Wer war Heinrich Kirchhoff?

Bildnis Heinrich Kirchhoff (1918) von Max Liebermann (1847 - 1935) Foto: Diether v. Goddenthow
Bildnis Heinrich Kirchhoff (1918) von Max Liebermann (1847 – 1935)
Foto: Diether v. Goddenthow

Heinrich Kirchhoff, am 10.Juli 1874 in Essen-Rüttenschied geboren, war zunächst in das gutgehende Bauunternehmen seines Vaters eingetreten, veräußerte es aber nach dessen Tod und übersiedelte 1908 als wohlhabender Privatier in die preußisch-kaiserlich geprägte Kur- und Bäderstadt Wiesbaden. Kirchhoff erwarb das große Grundstück Beethovenstrasse 10 am Wiesbadener Sonnenberg. Hierauf ließ er sich von dem Essener Architekt Paul Dietzsch nicht nur eine komfortable Villa errichten, sondern legte ein exotisches Gartenparadies an.
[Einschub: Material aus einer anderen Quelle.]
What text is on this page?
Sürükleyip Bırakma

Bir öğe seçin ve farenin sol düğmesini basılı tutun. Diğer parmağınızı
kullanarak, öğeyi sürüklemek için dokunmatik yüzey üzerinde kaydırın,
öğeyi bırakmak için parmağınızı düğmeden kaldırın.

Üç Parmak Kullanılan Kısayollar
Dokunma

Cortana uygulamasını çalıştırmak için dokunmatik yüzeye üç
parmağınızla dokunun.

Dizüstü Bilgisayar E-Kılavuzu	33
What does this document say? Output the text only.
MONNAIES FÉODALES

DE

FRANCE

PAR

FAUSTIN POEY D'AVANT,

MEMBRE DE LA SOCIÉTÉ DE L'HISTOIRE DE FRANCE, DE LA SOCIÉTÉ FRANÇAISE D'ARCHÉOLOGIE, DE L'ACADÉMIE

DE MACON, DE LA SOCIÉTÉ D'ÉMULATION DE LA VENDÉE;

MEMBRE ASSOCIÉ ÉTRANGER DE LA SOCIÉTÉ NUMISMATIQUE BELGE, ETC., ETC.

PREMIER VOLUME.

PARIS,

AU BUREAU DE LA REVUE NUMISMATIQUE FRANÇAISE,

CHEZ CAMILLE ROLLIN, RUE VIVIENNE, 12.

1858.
Wie der Gartenliebhaber jedoch auch zum Kunstliebhaber wurde, weiß man nicht genau; „Während man davon ausgehen kann, dass Kirchhoff – tatkräftig unterstützt von diversen Botanikern – von Beginn an vorhatte, einen exotischen Garten nach seinen Ideen anzulegen, weiß man bis heute nicht, ob es eine familiäre Vorbildung in Sachen Kunst und Kultur gegeben hatte, die er etwa bereits in seiner Jugend genossen und in Wiesbaden nur intensivierte, weil ihm hier als Rentier nun mehr Zeit dafür blieb. Vielmehr scheint es so, dass sein Interesse für die bildende Kunst erst hier vor Ort entfacht wurde – Aber wie kam es dazu?“ fragt Roman Zieglgänsberger.

Impressionen des einstigen Gartenparadies.
Impressionen des einstigen Gartenparadies.

Der Kustos  nimmt an, dass Kirchhoff in Wiesbaden auf Menschen der Kunstszene traf, die ihn begeisterten und diese zweite Leidenschaft in ihm weckten und verfestigten. Ereignisse wie der Skandal um die modernen Kurhaus-Gemälde des beim Kaiser 1907 in Ungnade gefallenen Künstlers Fritz Erler sowie das Gesamtkunstwerk Muschelsaal als auch die Verbindung „Kunst und Kultur“ bei der 1. Großen Kunst- und Gewerbeausstellung im Jahr 1909 sowie neue Parkanlagen mit kunstvollen Skulpturen könnten zudem in Kirchhoff den Drang provoziert haben, beides – die Gartenkunst und die bildenden Künste – kreativ und intelligent miteinander zu vereinen. Der Fall Fritz Erler habe ihn elektrisiert. Auf Erler hatte sich Kirchhoff zuerst „eingeschossen“. Er  hatte entgegen des wilhelminischen Zeitgeistes dem Künstler allein vier Werke abgekauft. Vielleicht war das Ereignis um den modernen Künstler Erler die  Initialzündung, gegen den spießig-kaiserlichen zeitgenössischen Kunst-Geschmack insgesamt aufzubegehren, einen neuen Blick für avantgardistische Kunstströmungen zu bekommen, und vielen  jungen Künstlern der Klassischen Moderne beizustehen, sie mit Ankäufen ihrer Werke,  mit Besorgung und Finanzierung von Wohnung und Ateliers auf Zeit, zu fördern? Mitunter schloss er mit seinen „Schützlingen“ Verträge, sicherte ihnen für zwei Jahre Förderung zu und behielt sich im Gegenzug ein Vorkaufsrecht der Werke vor, erläutert .Sibylle Discher.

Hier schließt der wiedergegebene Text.